The judge acknowledged other cases in which courts have authorized social media service. In 2013, a New York federal district judge granted the Federal Trade Commission’s motion to serve robocall defendants in India via Facebook. In 2014, a federal district judge in Virginia ruled that the networking app WhosHere, Inc, could serve a Turkish defendant via messages on Facebook and LinkedIn. And in 2016, a federal magistrate judge in San Francisco allowed the non-profit St. Francis Assisi to use Twitter to serve a Kuwaiti national accused of financing a terrorism operation.
But in all of those cases, Brnovich wrote in Tuesday’s opinion, plaintiffs knew the defendants’ country of residence. Judges evaluating plaintiffs’ motions for alternative service could determine whether defendants’ home countries allowed the use of notice via social media.
“Unlike those cases, here, defendants are alleged to be Chinese nationals with potential residences in a number of countries, including Taiwan, Singapore, Malta, or the United States — to name a few,” the judge wrote. “The court can only speculate as to whether service by Twitter is prohibited by international agreement as the country of residency cannot be identified.”
I reached out to Zhao, He and Lin — on Twitter, naturally — but didn’t hear back. Goodwin Proctor, which represents the corporate defendants, didn’t respond to an email query on plaintiffs’ allegations that Binance has moved headquarters to evade regulators.
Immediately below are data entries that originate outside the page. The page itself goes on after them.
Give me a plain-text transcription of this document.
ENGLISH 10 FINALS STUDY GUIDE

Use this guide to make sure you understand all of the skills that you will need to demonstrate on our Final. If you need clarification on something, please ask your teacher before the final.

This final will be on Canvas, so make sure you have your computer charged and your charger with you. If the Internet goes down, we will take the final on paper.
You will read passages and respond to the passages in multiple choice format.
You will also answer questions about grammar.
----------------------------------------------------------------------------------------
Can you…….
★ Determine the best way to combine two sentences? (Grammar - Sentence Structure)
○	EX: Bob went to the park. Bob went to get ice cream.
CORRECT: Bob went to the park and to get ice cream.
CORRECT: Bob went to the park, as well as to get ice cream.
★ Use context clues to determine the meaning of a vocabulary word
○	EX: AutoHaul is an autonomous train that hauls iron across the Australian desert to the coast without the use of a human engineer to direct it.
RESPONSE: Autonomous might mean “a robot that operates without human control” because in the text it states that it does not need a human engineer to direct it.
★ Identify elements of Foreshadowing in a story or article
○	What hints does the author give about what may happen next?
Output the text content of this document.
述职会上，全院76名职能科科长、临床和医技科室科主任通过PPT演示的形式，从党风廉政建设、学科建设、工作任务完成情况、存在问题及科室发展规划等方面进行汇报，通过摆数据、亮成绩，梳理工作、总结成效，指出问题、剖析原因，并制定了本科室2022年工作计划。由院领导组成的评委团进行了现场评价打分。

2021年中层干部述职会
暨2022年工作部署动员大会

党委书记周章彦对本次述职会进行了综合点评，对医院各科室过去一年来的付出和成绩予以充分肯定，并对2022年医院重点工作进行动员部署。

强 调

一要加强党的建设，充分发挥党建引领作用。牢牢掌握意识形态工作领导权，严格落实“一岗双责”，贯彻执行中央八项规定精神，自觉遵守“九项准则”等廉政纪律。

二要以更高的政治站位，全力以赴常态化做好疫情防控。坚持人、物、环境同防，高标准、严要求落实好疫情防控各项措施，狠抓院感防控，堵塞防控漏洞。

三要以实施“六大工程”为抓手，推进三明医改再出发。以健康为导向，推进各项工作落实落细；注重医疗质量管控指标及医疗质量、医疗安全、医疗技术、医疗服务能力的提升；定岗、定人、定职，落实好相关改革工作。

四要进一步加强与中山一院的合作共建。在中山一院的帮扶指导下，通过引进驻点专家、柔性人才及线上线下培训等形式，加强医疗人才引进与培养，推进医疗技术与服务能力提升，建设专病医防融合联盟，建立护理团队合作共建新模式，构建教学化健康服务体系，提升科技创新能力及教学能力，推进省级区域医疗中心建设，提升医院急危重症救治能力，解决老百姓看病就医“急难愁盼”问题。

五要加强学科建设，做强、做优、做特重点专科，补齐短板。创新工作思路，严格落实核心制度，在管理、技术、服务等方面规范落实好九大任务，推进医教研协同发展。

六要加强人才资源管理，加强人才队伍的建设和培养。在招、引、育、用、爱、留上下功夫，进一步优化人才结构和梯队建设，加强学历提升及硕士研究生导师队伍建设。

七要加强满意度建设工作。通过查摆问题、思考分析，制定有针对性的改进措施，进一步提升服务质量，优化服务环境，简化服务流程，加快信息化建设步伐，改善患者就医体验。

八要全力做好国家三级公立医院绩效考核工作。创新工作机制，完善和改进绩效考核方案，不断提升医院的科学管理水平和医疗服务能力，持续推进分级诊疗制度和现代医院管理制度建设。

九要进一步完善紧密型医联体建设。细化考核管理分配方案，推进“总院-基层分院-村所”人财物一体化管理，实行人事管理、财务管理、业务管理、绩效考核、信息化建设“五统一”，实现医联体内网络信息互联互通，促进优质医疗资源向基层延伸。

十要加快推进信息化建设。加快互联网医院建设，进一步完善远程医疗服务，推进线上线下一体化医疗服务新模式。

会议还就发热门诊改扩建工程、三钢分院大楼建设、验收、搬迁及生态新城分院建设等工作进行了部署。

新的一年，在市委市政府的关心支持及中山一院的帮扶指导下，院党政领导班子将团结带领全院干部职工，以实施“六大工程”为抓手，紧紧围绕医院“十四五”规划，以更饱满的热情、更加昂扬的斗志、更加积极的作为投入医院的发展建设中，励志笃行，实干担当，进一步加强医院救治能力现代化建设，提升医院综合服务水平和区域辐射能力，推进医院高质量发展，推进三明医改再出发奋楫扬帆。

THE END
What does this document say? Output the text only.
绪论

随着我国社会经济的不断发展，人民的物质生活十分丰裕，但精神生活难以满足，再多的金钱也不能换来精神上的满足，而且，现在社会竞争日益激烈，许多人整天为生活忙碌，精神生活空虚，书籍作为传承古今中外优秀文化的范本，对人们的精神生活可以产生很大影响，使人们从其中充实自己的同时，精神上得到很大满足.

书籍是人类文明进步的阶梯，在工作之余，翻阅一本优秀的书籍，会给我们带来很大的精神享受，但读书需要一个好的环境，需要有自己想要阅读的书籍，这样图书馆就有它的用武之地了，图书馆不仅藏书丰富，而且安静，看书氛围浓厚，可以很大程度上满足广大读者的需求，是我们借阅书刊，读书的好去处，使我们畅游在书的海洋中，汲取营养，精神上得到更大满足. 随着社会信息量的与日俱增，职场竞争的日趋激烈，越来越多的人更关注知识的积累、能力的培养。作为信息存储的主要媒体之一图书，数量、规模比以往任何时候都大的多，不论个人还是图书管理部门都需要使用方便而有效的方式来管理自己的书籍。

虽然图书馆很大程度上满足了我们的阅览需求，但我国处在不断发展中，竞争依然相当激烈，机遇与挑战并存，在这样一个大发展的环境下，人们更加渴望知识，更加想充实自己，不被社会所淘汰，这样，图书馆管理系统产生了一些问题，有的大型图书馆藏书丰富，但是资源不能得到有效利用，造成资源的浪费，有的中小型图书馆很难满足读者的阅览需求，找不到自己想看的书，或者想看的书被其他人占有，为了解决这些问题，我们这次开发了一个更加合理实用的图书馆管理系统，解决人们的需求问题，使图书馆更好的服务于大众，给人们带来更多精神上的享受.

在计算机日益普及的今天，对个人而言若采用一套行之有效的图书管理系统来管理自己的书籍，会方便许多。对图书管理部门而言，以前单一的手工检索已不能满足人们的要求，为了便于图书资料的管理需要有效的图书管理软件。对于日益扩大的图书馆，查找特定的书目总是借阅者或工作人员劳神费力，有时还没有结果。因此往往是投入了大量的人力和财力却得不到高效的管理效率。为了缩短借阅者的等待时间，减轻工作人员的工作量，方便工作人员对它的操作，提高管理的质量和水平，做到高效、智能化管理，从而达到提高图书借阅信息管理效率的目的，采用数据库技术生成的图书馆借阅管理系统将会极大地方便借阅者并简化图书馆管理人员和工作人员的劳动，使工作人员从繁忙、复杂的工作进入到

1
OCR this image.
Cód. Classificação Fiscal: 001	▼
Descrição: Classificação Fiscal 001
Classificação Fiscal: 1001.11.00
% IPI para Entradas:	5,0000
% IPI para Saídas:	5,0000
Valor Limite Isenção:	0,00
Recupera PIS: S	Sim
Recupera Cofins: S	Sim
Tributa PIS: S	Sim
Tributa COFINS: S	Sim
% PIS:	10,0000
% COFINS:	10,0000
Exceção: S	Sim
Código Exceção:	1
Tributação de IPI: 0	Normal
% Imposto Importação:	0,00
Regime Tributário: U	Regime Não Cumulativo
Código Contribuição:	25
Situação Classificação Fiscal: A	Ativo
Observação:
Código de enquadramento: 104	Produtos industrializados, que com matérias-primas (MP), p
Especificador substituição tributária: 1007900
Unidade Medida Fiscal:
Plaintiffs’ lawyer Wendt of Davillier said he understood why the judge denied his motion, though he said it’s frustrating that the law takes a while to catch up to technology. “Zhao is intentionally hiding where he is,” Wendt said. “Binance says they exist in the cloud. It would seem that service in the cloud would be appropriate.”
On Thursday, Brnovich granted plaintiffs’ request for a 60-day extension of the deadline to serve Zhao, He and Lin with the class complaint. “We will find them and we will nail them,” Wendt said. “There has to be a way for us to overcome.”